For the most part the pictures have been great. We have access to hundreds of stock photos from a partnering organization with great artwork that is appropriate for this part of the world. And we have worked with a local “artist” to sketch a few tools and plants or whatever that make great key words that are specific to this context. But now we are sanding down those last few rough edges and I have been chewing on very specific little problems. For instance, “Y” for “Yukchan” didn’t illicit the word “fish” (although the picture looked like a perfectly good generic fish to me) but was clearly a mudfish to everyone who saw it, which doesn’t start with a letter anything like “Y”. And the picture under W for Wäl didn’t make sense to anyone because everyone knows that Wäls don’t have necks but are merely round. And as much as I suggested that “elbow” seems like a vastly preferable key word at least socio-linguistically to “witch doctor” for the letter “Ṭ”, I was outvoted.

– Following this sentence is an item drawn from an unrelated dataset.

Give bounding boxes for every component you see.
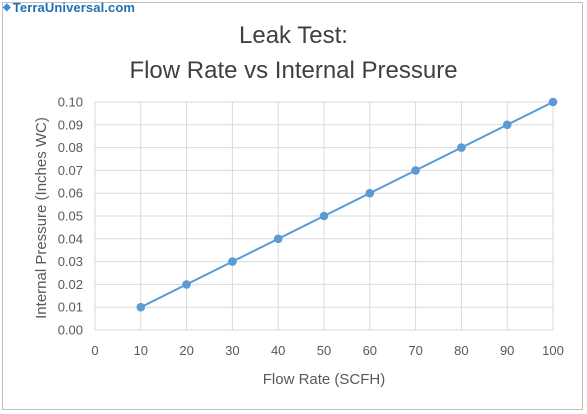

So this week, because our local artist declined the task at hand and we have to get these files to the printer ASAP, I have been channelling my inner graphic artist that surely lies latent in me somewhere from the genes you contributed and have been trying to draw pictures of old men with feather headdresses, children hopping like frogs, and gourds with no necks to satisfy our literacy team. At one point I had a photo-copied page from a bird book on top of one of my glass baking pans balanced up against a sunny window trying to trace a picture of a knob-billed duck on my makeshift light-table and thought how thoroughly amused and proud you would be. Thankfully, I seem to have inherited your creativity but not your perfectionism so, though much less impressive than they would be if you were doing them, the books are at least getting done and I am even getting sleep in the process. (Now let’s just hope people can actually learn to read using them.)     

Bryan is out in one of the Western camps this afternoon and I am home with the girls. The network is down, which I wish it wasn’t, but he went with the Sat phone and all the latest chatter has been good, or at least neutral so I am not worried. In that department it has been a quiet week. I tried to get this knocked out while the pickles were napping but they are up now and have been asking for me to set them up with old t-shirts and paint for a while so I should probably close. You should see the things they paint. I think the artistic gene must skip a generation.

Tell Papa that talking to him on the phone the other day was balm for my soul. It was his birthday but I was the one who talked so much! Isn’t that always the case though. Thank you both for that. I hope you guys had a good day.

Love you so much. Let’s start making plans for a trip over here after littlest is born! Love and kisses all around.

Elizabeth   

P.S. - The network just flicked back on and Bryan texted to say he is almost home. So I am going to run and throw on some lip gloss and a splash of perfume - one more thing I learned from you!

1 comment:

  1. Loved reading this! I felt like I was there --your discriptions are so vivid! My daughter Sophia is back in Africa too. She is living in Kigali, Rwanda with her husband. Blessings to you and your family!